Pakistan 50 Years Ago

As mentioned in an earlier post, my parents and my big sister lived in Pakistan during 1970/71 and I used to travel out to visit them from UK during my school holidays. My big brother was studying at university in England at the time but he joined us on at least one of those holiday trips.

These were fun family times. Here are some of Mum and Dad’s photos of Pakistan fifty years ago.

Murree

Bus on the road to Murree.

My Dad was working at the British High Commission in Islamabad. Whenever he had a day off he would drive us up into the hills to places like Murree, a hill station only 19 miles from Islamabad. Here, at an altitude of around 7,500 ft, the air was cooler (and snowy in winter), the air was fresh and scented with pine and we could see for miles.

Cecil Hotel, Murree

We sometimes had a lunch or afternoon tea at the Cecil Hotel, one of the oldest hotels in Pakistan dating from 1851. It was used for a while as an official residence for Lord Mountbatten, the last Viceroy of India.

Church in Murree

The Holy Trinity Church on the Mall was built in 1857 and was the centre of colonial life in the town during the days of the Raj.

The Mall in Murree.
New West End Hotel and Restaurant with three bookshops downstairs.
The Ambassador Hotel boasted a ballroom, skating and billiards.
Cable Car near Murree.
On the way to Abbottabad.

On one occasion Dad drove us as far as Abbottabad in the mountainous Hazara region of 75 miles north of Islamabad. This town was founded and named after Major James Abbott in 1853. It was here that Osama Bin Laden was found hiding in 2011.

Islamabad & Rawalpindi

View of Margalla Hills from my parents’ house. Obviously security was not such an issue in those days.

My parents’ house in the British High Commission compound in Islamabad looked out towards the Margalla Hills. The compound had a communal swimming pool, a tennis court and a clubhouse for High Commission employees.

My Mum never learnt to swim but she was happy enough to splash around in the shallow end. My sister was on what, today, we would call a gap year which mainly involved lying around the pool working on her tan. She enjoyed the club and found that she could order a steak and chips and Swan Lager and just sign for it on my Dad’s account.

Staff of the British High Commission Club.

My sister was young and pretty and attracted a good deal of unwanted attention from gawking locals. To better blend in, she sometimes wore locally-made trouser suits instead of the short skirts which were in fashion in Europe at the time.

The Durzi

The durzi (tailor) would come to our house with his sewing machine and find a shady spot on the terrace and in a couple of hours he would make up whatever clothes my Mum and sister requested.

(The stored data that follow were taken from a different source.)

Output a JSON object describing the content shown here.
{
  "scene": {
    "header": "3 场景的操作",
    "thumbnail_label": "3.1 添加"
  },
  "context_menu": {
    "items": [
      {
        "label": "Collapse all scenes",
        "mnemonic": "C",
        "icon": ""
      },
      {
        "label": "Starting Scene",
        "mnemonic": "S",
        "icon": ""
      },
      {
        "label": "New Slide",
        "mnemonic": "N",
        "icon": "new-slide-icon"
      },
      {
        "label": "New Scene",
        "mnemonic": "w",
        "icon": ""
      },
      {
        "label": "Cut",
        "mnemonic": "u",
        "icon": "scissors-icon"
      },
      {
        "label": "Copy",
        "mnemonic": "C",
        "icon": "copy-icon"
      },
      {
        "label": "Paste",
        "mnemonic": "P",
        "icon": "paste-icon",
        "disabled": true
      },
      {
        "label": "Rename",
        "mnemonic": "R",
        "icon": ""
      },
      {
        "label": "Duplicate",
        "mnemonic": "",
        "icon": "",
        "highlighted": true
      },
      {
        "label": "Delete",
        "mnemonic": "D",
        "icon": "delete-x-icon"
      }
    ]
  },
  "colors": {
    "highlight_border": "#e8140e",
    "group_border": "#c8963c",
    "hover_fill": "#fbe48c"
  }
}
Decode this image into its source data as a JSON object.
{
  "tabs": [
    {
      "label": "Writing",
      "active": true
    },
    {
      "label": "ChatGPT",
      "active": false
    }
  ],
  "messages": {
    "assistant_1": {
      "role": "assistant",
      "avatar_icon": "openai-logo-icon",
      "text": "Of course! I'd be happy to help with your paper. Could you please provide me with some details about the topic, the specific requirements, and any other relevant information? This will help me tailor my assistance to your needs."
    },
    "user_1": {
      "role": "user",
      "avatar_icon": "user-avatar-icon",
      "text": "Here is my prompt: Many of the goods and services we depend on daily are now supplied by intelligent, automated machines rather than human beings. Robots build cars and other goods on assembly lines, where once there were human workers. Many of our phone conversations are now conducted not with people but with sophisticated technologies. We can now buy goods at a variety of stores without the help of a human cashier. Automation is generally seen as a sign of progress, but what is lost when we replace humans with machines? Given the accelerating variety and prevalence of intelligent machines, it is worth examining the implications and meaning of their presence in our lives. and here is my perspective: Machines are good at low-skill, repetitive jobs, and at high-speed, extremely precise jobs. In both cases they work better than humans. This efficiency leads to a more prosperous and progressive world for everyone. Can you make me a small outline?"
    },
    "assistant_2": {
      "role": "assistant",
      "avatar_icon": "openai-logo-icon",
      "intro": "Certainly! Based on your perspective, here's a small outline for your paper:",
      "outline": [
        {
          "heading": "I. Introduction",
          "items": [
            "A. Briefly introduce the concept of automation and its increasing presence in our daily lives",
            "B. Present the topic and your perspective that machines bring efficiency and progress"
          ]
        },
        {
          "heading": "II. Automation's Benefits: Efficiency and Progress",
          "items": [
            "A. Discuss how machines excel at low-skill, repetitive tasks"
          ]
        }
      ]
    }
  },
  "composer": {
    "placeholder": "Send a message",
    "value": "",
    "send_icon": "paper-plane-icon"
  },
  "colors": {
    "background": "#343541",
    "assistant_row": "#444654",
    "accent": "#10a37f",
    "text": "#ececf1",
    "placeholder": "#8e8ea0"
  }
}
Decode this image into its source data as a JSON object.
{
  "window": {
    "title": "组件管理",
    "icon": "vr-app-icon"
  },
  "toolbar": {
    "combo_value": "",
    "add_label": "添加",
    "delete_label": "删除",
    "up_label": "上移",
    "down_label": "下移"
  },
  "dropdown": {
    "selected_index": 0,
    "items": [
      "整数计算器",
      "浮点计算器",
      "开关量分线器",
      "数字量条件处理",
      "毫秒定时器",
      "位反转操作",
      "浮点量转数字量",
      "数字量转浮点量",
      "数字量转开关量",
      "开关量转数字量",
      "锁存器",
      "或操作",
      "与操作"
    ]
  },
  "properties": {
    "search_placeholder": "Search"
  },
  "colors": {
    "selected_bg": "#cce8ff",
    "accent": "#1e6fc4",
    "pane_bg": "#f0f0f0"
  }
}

One of our short-lived cooks.

Mum was happy with the house which was modern and simply furnished by the British Ministry of Works. On arrival in Pakistan she was told that she should hire a cook but she had difficulty in finding a Pakistani cook who could live up to her exacting standards and they didn’t stay long. The record was Mohamed who was fired on his first day. Mum sent him to the market to buy a few things and he came back with some scraggy old mutton and tried to cheat her out of the change. She decided then not to bother with a cook. She was always a good cook anyway.

Government Offices in Islamabad in 1970

When Pakistan became independent in 1947 its capital was Karachi but in 1958 the Pakistani government started looking for a site for a new national capital. It selected a plateau below the Himalayan foothills near Rawalpindi and a Greek architect and town planner was chosen to design the master plan of a new city to be named Islamabad with spacious verdant avenues arranged on a grid pattern. Construction began in the 1960s and the British High Commission compound was still incomplete during my parents’ time.

A general view of the new city of Islamabad.
The Intercontinental Hotel, Rawalpindi.
Horse drawn tongas were still a common method of transport in the 1970s and not just for tourists.

Habib Bank Computer House, probably in Rawalpindi. If the building housed Habib Bank’s computer centre it must have been quite advanced for its time. My Dad banked with Grindlays Bank in Rawalpindi.

A pretty pink mosque near Islamabad.
Smiling street urchins in Rawalpindi. They’re probably all millionaires living in London now.
Camels all decked out for a wedding.
I think this is St. Paul’s Church in Rawalpindi.In 2017 it was estimated that Christians made up 1.27% of the population of Pakistan.

After writing this post I think I would like to go back to Islamabad, Rawalpindi and Murree to see how things have changed.